Langkahku tetap mantap meski hatiku lunglai. Kumasuki kelas berikutnya dengan semangat seperti biasa. Kelas IX-F salah satu kelas yang mampu menghiburku. Keaktifan dan kelucuannya membuat senyumku terus mengembang. Belajar di jam terakhir tak menyurutkan semangat belajar mereka. Aku larut dengan keasyikan belajar bersama mereka, meski tak kupungkiri, pikiranku hanya kepada Tegar.

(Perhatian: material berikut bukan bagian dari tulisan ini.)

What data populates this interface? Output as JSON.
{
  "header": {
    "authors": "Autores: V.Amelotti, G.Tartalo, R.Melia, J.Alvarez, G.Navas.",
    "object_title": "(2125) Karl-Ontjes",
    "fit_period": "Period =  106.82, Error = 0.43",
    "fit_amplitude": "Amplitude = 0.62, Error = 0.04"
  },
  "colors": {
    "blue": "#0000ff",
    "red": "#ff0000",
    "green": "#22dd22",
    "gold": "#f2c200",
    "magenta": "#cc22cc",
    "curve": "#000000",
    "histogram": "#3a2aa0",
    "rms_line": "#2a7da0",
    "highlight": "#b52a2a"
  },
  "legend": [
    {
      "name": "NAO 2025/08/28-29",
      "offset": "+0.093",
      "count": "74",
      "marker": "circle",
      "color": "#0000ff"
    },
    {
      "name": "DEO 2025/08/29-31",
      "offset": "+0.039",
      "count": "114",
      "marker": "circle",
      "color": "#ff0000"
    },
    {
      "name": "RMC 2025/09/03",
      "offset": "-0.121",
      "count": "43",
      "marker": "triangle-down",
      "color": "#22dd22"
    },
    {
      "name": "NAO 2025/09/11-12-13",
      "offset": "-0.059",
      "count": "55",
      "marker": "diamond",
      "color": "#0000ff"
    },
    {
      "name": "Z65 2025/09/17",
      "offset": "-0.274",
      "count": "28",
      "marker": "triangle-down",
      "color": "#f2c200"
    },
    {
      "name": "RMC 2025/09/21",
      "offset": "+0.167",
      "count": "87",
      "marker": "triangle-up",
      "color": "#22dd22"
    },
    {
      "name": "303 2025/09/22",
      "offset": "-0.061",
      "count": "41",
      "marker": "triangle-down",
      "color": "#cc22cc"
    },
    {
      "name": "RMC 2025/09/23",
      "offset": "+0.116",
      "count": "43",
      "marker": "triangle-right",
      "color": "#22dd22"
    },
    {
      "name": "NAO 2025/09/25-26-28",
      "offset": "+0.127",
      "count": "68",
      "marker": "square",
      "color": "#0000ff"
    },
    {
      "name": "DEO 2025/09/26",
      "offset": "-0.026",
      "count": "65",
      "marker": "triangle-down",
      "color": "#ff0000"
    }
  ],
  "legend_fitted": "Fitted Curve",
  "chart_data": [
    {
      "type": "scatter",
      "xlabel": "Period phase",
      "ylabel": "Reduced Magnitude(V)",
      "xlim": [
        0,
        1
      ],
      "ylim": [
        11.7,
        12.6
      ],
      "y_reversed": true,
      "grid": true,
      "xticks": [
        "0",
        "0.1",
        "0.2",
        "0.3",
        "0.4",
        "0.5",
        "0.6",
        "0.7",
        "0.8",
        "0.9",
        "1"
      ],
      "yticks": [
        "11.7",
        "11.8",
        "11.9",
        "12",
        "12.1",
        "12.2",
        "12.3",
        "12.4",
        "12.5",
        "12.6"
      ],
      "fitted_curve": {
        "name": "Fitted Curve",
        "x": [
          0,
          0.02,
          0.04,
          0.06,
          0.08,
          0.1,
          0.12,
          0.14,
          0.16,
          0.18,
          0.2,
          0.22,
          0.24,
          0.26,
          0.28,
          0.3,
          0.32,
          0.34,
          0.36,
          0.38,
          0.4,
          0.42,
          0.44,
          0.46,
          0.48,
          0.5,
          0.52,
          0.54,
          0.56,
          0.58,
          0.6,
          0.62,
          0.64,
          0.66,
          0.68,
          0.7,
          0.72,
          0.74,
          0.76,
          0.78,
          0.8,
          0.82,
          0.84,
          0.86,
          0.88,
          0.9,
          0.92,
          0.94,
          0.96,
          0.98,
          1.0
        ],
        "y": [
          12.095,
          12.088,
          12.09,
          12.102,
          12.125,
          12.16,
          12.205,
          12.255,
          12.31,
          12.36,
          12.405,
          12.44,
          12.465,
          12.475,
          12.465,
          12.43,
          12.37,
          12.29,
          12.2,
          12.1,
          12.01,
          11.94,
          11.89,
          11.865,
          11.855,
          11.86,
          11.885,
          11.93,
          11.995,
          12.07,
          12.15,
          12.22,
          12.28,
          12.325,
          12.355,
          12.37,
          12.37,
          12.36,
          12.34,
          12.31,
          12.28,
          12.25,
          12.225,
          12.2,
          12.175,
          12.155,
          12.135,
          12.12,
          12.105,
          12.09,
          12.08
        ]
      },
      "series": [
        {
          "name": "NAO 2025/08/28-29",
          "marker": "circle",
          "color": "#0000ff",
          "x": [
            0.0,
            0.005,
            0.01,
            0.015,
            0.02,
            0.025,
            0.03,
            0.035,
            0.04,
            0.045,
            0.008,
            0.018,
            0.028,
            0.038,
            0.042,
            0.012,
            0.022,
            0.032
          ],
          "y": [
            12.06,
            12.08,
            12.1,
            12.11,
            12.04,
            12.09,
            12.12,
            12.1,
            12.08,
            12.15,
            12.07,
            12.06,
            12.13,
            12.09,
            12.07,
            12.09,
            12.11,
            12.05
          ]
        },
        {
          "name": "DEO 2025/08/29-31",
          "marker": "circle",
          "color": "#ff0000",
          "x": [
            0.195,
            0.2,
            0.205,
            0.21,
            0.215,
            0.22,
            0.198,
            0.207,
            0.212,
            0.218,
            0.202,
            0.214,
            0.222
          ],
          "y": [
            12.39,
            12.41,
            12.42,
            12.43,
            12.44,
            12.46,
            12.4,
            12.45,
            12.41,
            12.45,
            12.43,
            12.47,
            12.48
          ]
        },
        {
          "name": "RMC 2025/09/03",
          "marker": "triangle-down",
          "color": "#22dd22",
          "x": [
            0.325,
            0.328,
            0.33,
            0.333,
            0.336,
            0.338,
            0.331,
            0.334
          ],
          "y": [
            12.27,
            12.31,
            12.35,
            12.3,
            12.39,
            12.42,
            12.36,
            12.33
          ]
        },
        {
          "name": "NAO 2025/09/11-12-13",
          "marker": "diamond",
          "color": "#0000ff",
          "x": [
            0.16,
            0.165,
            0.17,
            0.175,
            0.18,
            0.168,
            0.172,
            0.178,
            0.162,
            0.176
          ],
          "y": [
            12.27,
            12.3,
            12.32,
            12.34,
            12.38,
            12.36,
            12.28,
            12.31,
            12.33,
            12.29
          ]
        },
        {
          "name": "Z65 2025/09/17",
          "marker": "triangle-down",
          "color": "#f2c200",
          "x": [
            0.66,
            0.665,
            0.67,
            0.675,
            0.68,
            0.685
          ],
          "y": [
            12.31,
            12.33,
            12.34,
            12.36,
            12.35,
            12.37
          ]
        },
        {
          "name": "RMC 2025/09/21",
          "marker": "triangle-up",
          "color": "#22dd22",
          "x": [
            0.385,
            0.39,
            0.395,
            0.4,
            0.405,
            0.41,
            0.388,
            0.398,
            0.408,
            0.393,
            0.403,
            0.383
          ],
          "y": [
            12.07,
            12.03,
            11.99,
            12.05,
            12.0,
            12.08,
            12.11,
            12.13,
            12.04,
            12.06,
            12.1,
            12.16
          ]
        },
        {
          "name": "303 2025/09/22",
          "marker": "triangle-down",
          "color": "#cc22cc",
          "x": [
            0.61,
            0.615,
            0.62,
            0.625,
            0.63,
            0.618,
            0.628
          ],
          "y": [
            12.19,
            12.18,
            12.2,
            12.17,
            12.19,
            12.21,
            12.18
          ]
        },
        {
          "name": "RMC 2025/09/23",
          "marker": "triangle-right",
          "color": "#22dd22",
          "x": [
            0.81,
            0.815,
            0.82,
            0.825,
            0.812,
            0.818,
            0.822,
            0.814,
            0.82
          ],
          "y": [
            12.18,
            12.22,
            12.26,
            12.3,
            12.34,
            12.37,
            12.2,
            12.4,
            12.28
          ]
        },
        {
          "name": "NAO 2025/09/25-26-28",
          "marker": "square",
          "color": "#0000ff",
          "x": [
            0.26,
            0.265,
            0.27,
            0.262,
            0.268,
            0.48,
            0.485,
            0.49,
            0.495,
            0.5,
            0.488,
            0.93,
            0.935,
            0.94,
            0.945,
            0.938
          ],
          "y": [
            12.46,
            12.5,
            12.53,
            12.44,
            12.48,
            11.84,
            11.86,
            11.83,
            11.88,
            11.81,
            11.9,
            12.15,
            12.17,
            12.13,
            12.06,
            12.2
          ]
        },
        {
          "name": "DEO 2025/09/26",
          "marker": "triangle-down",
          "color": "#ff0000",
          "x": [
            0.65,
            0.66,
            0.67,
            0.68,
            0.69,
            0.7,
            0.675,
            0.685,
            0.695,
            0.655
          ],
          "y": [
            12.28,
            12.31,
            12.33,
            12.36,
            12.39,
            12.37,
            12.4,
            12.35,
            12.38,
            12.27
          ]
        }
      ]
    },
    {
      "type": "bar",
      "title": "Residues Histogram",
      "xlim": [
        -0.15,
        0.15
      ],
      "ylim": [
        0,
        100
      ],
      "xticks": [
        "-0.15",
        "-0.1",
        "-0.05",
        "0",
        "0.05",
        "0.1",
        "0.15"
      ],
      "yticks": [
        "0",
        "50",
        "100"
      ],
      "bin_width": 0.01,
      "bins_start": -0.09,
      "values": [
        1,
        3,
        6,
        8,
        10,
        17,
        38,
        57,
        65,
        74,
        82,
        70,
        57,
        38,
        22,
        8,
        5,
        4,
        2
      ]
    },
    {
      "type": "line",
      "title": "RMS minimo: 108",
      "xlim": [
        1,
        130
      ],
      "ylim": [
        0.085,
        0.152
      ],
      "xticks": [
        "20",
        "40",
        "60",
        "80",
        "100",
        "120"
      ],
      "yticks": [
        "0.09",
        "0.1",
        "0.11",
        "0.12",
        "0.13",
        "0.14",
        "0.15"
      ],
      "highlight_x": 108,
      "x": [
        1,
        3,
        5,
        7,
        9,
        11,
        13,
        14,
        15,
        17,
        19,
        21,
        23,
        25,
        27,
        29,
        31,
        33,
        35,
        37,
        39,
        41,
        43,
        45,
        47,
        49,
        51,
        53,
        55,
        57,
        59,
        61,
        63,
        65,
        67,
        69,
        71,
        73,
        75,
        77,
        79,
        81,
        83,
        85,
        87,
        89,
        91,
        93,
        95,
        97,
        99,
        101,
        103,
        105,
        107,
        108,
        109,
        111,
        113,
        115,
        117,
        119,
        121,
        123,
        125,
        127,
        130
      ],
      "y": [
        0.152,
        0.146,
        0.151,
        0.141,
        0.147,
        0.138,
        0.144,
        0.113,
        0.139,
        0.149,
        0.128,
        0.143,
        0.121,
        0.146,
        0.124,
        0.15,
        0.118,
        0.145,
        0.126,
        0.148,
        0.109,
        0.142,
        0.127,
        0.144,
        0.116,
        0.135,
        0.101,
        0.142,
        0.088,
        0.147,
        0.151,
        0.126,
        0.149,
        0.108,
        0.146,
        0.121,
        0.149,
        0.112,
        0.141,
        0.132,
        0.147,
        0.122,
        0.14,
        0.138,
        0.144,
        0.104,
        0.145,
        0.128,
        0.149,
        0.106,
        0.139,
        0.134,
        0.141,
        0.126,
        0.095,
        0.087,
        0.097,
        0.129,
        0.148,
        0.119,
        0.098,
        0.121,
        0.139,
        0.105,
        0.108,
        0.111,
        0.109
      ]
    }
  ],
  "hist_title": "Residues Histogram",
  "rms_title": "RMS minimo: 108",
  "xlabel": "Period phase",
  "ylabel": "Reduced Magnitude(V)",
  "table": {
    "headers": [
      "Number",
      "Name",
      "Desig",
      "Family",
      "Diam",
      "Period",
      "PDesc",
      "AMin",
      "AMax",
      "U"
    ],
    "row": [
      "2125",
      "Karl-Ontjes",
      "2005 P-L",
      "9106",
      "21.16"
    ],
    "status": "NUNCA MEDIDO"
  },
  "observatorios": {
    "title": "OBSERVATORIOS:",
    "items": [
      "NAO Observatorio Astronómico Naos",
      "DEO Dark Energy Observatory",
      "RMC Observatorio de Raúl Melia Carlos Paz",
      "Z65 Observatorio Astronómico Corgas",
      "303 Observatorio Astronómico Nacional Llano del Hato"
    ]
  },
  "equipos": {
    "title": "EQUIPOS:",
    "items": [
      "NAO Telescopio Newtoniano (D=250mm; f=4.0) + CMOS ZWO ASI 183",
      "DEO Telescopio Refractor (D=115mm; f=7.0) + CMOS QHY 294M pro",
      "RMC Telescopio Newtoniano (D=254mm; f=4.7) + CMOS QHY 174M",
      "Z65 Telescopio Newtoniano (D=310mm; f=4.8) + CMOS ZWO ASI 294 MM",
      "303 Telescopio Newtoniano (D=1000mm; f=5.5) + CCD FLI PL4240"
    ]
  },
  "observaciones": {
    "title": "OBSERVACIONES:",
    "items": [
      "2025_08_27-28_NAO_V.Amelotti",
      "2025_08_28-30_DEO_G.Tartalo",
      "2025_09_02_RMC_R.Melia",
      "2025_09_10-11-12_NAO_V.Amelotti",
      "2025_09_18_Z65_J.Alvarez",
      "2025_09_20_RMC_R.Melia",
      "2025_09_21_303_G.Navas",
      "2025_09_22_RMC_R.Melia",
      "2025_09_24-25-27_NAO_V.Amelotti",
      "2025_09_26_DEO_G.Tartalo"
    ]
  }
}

Wajah keras kepalanya tergambar jelas dalam ingatanku. Terkadang seorang guru harus pandai menyembunyikan hati. Bekal teori mata kuliah teater saat kuliah dulu, harus kuterapkan dalam menghadapi setiap permasalahan.

-ooOoo-

Udara pagi ini begitu sejuk. Kutarik nafas dalam-dalam menikmati keramahan hari. Mentari menyembul dari persembunyiannya dengan malas. Warna kuning keemasan tampak membias pudar. Namun tak mengurangi kemolekan lukisan alam yang mampu memunculkan rasa nyaman dalam tampilan magis karyaNYA. Semoga hari ini penuh dengan berkahMU Ya Rabb. Suara batinku penuh harap.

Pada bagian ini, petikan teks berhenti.